Lily Shams was born in Isfahan, Iran. She is a graduate of Sorbonne University in Paris with a degree in Fine Arts. Following a Career in fashion, she moved to New York and pursued her career as a make up artist in films and television. She had her solo exhibition and group exhibition in Seyhoun Gallery in Los Angeles in 2007, 2009, and 2010. In addition, she had several private and group exhibitions in Los Angeles, New York and Paris. She is working on her painting/drawings and Sculptures collections in Los Angeles. Lily Shams' representation of traditional Iranian symbols, imagery and caligraphy on contemporary clothing has produced a true fusion, one in which neither part looses itself or is made to compromise its essence in any way, and the result is a casual yet lavish new style that is original, suggestive, and feminine.

Working in several media and, indeed, disciplines, Lily Shams records and comments upon the places she’s been, the things she’s encountered, and the lives she’s lived. To a certain extent, of course, even the most abstract painter, the most deracinated conceptualist makes a record of experiences in their art. But Shams can be counted among those artists who dedicate their artmaking to their active relationship with the world.

 

With her concentration (in painting, sculpture, collage, illustration, fashion design, et. al.) on the human presence, Shams could be called a humanist artist – but for one thing. Such a label presumes the artist in question seeks to make dramatic statements about the state (current or eternal) of our species. Despite low-key inferences about human behavior, Shams’ art by and large avoids such generalities. She may respond to today’s headlines with painted compendia of celebrity and celebrity artist faces; certain of her small-scale sculptures seem like maquettes for monuments to the indomitability of the human spirit. But for the most part Shams celebrates humanity by celebrating humans. Her three-dimensional figures brim with personality and pathos. Her watercolors imagine lifetimes of intimate and familial interaction. Her multi-media objects honor her favorite writers. Her fashions dignify rather than objectify the form and the personhood of the women they are meant for. Even those parades of newsmaker heads invest a warming, distinguishing flush into otherwise-masklike visages.

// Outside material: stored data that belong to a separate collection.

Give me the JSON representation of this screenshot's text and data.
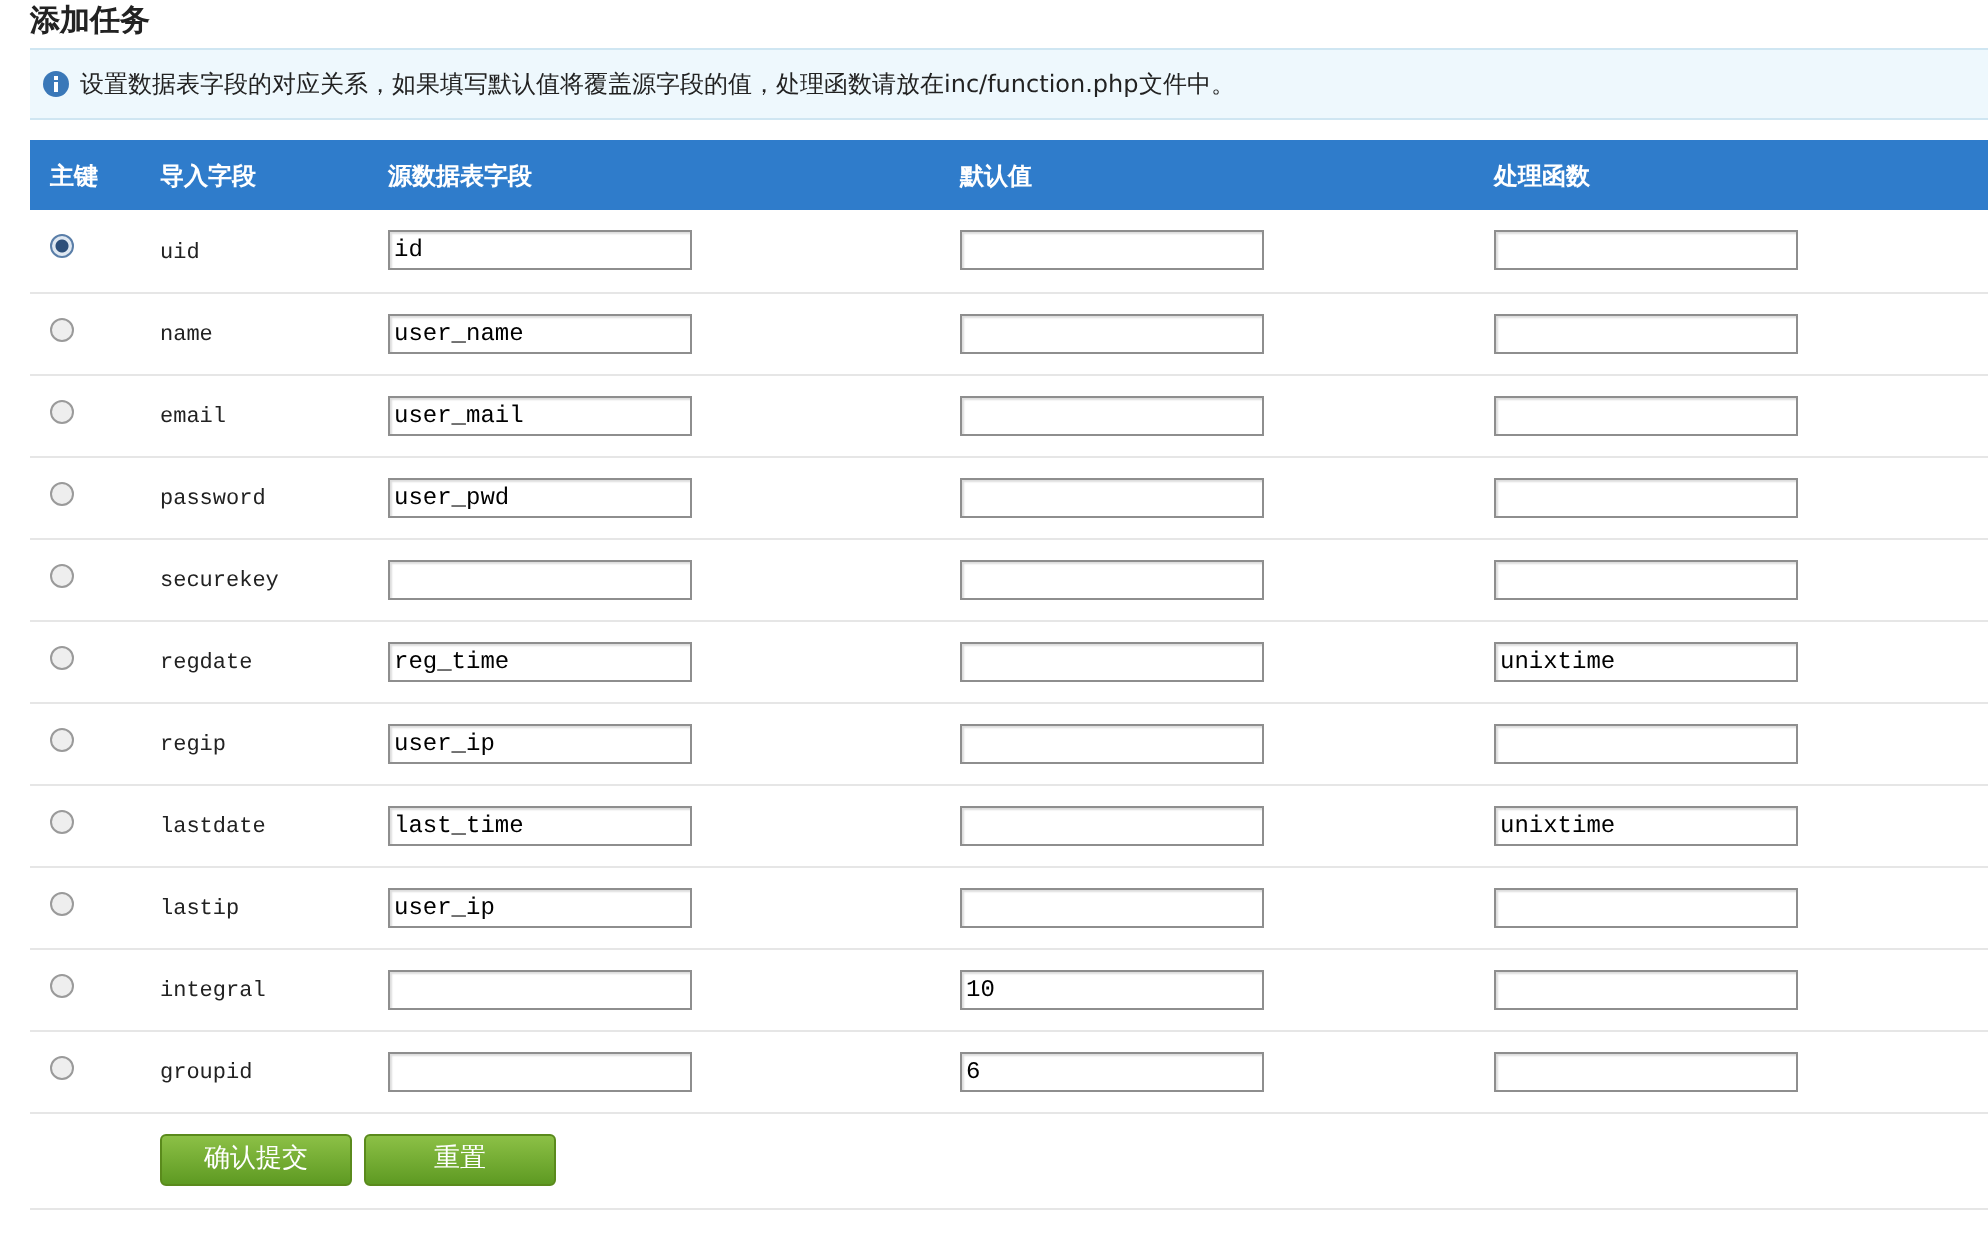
{
  "page": {
    "title": "添加任务"
  },
  "notice": {
    "text": "设置数据表字段的对应关系，如果填写默认值将覆盖源字段的值，处理函数请放在inc/function.php文件中。"
  },
  "table": {
    "columns": [
      "主键",
      "导入字段",
      "源数据表字段",
      "默认值",
      "处理函数"
    ],
    "rows": [
      {
        "selected": true,
        "field": "uid",
        "source": "id"
      },
      {
        "selected": false,
        "field": "name",
        "source": "user_name"
      },
      {
        "selected": false,
        "field": "email",
        "source": "user_mail"
      },
      {
        "selected": false,
        "field": "password",
        "source": "user_pwd"
      },
      {
        "selected": false,
        "field": "securekey"
      },
      {
        "selected": false,
        "field": "regdate",
        "source": "reg_time",
        "function": "unixtime"
      },
      {
        "selected": false,
        "field": "regip",
        "source": "user_ip"
      },
      {
        "selected": false,
        "field": "lastdate",
        "source": "last_time",
        "function": "unixtime"
      },
      {
        "selected": false,
        "field": "lastip",
        "source": "user_ip"
      },
      {
        "selected": false,
        "field": "integral",
        "default": "10"
      },
      {
        "selected": false,
        "field": "groupid",
        "default": "6"
      }
    ]
  },
  "buttons": [
    {
      "label": "确认提交"
    },
    {
      "label": "重置"
    }
  ]
}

Those anthological multi-portrait pictures, comprising Shams’ “Toward Awakening” series, are the artist’s current preoccupation. They have not interrupted her detailed, poignant still lives of art materials and other intimate objects; nor have they supplanted Shams’ tenderly conceived folia of imaginary (and not-so-imaginary) correspondence, with their calligraphic treatment of “ordinary” handwriting. Rather, the Toward Awakening paintings admit to one human’s admiration for and curiosity about other humans – and curiosity about the prominence those humans earned by effectively speaking for all humans, but in doing so, receding from all other humans behind the mask of fame. Is it a lingering sign of fragility we seek in staring upon these frozen, all-too-familiar visages, or is it a flash of reflection, a small acknowledgment that they are among us, come from among us, are us?

 

The Toward Awakening compositions are not critiques of their subjects, nor even of the process of idolization that has rendered these subjects – their masks, at any rate – universally recognizable. At the same time, although admissions of respect and even gratitude, these facial compendia do not profess blind adulation. Indeed, if anything, the series cautions against such blindness even as it manifests such adulation. The skulls interspersed with the celebrity faces amplify our associations with those celebrities, with their art and their achievements, by bearing symbolic references to (or, if you will, embodiments of) their best-known expressions. The Toward Awakening series is art about art as well as about artists.

 

One work in Toward Awakening evinces in no uncertain terms Shams’ investment of humanist regard into the series. It finds her for once abandoning the certain distance from her subjects – as it finds the subjects themselves abandoning that distance. The compendium of modern Persian authors Shams has realized as the fourth in the series features no portrait of any world-renowned individual. Rather, it honors, unequivocally, a heritage – a recent heritage – particular to the artist and the culture of her birth. The eleven poets and writers this Toward Awakening piece assembles brought Iran into the modern world discourse without compromising, much less abandoning, the traditions of song and metaphor traditionally associated with Persian writing. There is a special tenderness to the way Shams has portrayed them: these are not idols, but compatriots whom she loves and thanks.

 

Of course, in context this multi-portrait of Iranian writers is different for us, too. We know the pop musicians and radical artists and celebrity figures in Shams’ other Toward Awakening works all too well; their presences are nods of recognition between the artist and us. Here, Shams invites us to explore more deeply a cultural experience with which we are not likely to be familiar – and if we are, perhaps have put aside. Rendering the writers in precisely the same format as all the other Toward Awakening figures indicates that Shams has once more set aside judgment and comparison. But the passion in her depictions of the poets bespeaks a special relationship, one that puts the other works in the series – and, indeed, her other series – into a context of profound emotion. As coolly, even classically, as she may paint, draw, or even sculpt, Lily Shams is an expressionist, working invariably with her heart on her sleeve.